Adding SubHeadings support to the Recycler View
So the first thing was adding subheading support to the recycler view. We have used timehop’s sticky header decorators library for subheadings implementation. First, your adapter should implement the interface StickyRecyclerHeadersAdapter provided by the library. In our case the implemented methods look like:
@Override public long getHeaderId(int position) { Event event = events.get(position); return DateService.getEventStatus(event).hashCode(); } @Override public EventsHeaderViewHolder onCreateHeaderViewHolder(ViewGroup viewGroup) { return new EventsHeaderViewHolder(EventSubheaderLayoutBinding.inflate(LayoutInflater.from(viewGroup.getContext()), viewGroup, false)); } @Override public void onBindHeaderViewHolder(EventsHeaderViewHolder holder, int position) { Event event = events.get(position); holder.bindHeader(DateService.getEventStatus(event)); } @Override public int getItemCount() { return events.size(); }
The first one is getHeaderId which returns a unique id for a group of items which should appear under a single subheading. In this case, DateService.getEventStatus returns status of an event (either live, past or upcoming) and so hashcode of it is returned as a unique id for that header. OnCreateHeaderViewHolder is same as onCreateViewHolder of your adapter.
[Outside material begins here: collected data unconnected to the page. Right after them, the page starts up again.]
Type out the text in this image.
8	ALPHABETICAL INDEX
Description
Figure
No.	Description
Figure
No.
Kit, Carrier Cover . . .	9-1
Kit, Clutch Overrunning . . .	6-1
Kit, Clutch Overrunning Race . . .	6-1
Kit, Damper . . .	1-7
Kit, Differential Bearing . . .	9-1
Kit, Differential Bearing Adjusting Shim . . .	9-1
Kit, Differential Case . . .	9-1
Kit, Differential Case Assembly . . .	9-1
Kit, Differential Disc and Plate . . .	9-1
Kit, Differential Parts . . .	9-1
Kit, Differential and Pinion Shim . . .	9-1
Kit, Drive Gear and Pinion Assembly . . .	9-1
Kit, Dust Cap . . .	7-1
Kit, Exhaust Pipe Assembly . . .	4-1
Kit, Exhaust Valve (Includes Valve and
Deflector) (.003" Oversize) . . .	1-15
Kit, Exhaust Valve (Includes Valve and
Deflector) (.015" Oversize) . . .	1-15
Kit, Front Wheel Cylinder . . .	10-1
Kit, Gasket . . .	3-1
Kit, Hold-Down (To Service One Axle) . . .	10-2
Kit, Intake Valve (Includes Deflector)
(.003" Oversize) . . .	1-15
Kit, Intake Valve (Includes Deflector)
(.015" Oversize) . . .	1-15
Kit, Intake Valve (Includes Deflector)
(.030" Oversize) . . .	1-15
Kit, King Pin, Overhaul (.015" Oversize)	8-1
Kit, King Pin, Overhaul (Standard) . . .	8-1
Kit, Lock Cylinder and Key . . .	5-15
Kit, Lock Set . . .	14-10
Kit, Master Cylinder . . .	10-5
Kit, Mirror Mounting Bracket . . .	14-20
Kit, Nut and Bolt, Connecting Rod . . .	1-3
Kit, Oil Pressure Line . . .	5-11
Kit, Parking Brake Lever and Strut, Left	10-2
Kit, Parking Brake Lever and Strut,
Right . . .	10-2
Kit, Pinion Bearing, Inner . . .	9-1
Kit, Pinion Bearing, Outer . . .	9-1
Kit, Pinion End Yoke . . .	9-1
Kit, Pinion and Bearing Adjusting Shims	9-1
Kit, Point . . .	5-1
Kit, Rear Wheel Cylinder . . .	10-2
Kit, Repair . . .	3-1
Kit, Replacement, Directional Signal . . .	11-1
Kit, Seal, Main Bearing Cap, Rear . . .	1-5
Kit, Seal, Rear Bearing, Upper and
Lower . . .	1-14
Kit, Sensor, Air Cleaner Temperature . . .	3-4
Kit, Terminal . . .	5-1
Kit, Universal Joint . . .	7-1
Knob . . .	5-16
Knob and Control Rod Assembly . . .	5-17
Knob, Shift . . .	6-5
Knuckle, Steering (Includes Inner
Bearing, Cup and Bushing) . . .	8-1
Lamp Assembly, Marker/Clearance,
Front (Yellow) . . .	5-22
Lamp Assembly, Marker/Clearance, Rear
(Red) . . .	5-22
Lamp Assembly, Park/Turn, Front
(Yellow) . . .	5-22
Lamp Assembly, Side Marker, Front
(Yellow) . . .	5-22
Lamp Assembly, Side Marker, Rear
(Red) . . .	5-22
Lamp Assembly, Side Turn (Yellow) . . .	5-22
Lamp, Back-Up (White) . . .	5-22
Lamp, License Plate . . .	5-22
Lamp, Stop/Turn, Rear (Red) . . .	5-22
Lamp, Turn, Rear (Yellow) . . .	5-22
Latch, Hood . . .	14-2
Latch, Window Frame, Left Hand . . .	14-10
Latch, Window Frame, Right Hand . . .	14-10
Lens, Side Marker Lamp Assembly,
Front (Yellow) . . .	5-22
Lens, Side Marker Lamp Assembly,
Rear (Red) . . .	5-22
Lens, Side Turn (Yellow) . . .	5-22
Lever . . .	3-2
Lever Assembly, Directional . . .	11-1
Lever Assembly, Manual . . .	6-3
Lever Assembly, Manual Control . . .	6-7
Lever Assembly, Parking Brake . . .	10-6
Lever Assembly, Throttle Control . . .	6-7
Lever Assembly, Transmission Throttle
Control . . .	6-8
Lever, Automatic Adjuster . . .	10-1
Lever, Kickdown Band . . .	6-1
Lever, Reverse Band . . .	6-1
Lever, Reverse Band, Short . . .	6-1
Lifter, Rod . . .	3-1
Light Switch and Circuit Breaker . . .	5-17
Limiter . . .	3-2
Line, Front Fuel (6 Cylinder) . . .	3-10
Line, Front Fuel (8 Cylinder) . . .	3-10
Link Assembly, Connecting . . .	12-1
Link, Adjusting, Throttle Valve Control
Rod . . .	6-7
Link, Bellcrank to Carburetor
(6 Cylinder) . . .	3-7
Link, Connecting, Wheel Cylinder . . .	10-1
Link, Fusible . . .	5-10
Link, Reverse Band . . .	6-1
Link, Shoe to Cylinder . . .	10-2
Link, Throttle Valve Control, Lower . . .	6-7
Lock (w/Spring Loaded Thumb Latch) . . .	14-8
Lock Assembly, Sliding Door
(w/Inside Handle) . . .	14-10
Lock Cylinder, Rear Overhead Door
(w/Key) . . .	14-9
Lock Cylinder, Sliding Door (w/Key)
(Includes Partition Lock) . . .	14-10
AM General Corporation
Return your header view here. Similarly in onBindViewHolder, bind data to the header. getItemCount returns total number of items.
Sorting Events
The important thing to do was sorting events in the order decided. We had to implement the Comparable interface to Event model which will compare any two events using our custom rules such that after sorting we get events in the order – Live, Upcoming and Past with recent one at the top in each category. The compareTo method of Event model looks like:
public int compareTo(@NonNull Event otherEvent) { Date now = new Date(); try { Date startDate = DateUtils.getDate(getStartTime()); Date endDate = DateUtils.getDate(getEndTime()); Date otherStartDate = DateUtils.getDate(otherEvent.getStartTime()); Date otherEndDate = DateUtils.getDate(otherEvent.getEndTime()); if (endDate.before(now) || otherEndDate.before(now)) { // one of them is past and other can be past or live or upcoming return endDate.after(otherEndDate) ? -1 : 1; } else { if (startDate.after(now) || otherStartDate.after(now)) { // one of them is upcoming other can be upcoming or live return startDate.before(otherStartDate) ? -1 : 1; } else { // both are live return startDate.after(otherStartDate) ? -1 : 1; } } } catch (ParseException e) { e.printStackTrace(); } return 1; }
The compareTo method returns a positive integer value for greater than, the negative integer value for less than and 0 if equal. Accordingly, we have implemented the method as per our need. At first case, we check if one of the events is past by comparing end dates with now. So the other event can be past, live or upcoming. In all the cases we will need to have an event top of another if an end date of the event is before the end date of another. In next case, only live and upcoming events pair will reach to this case. So, in this case, we check if one of them is upcoming so that other can be either upcoming or live. In both the cases, we need to have an event with start date before another’s start date at the top. Hence just comparing start dates of them will do the trick. For the last case, we are left with both live events. So here we need an event with start date after another event at the top. Hence just comparing start date if it is after other’s start date then it comes on top of another.
Using this method, events are sorted and supplied to the adapter which implements StickyRecyclerHeadersAdapter. Hence in the list, events are displayed in Live, Upcoming and Past categories as expected with respective section headers and in each category, a recent event comes on top of another.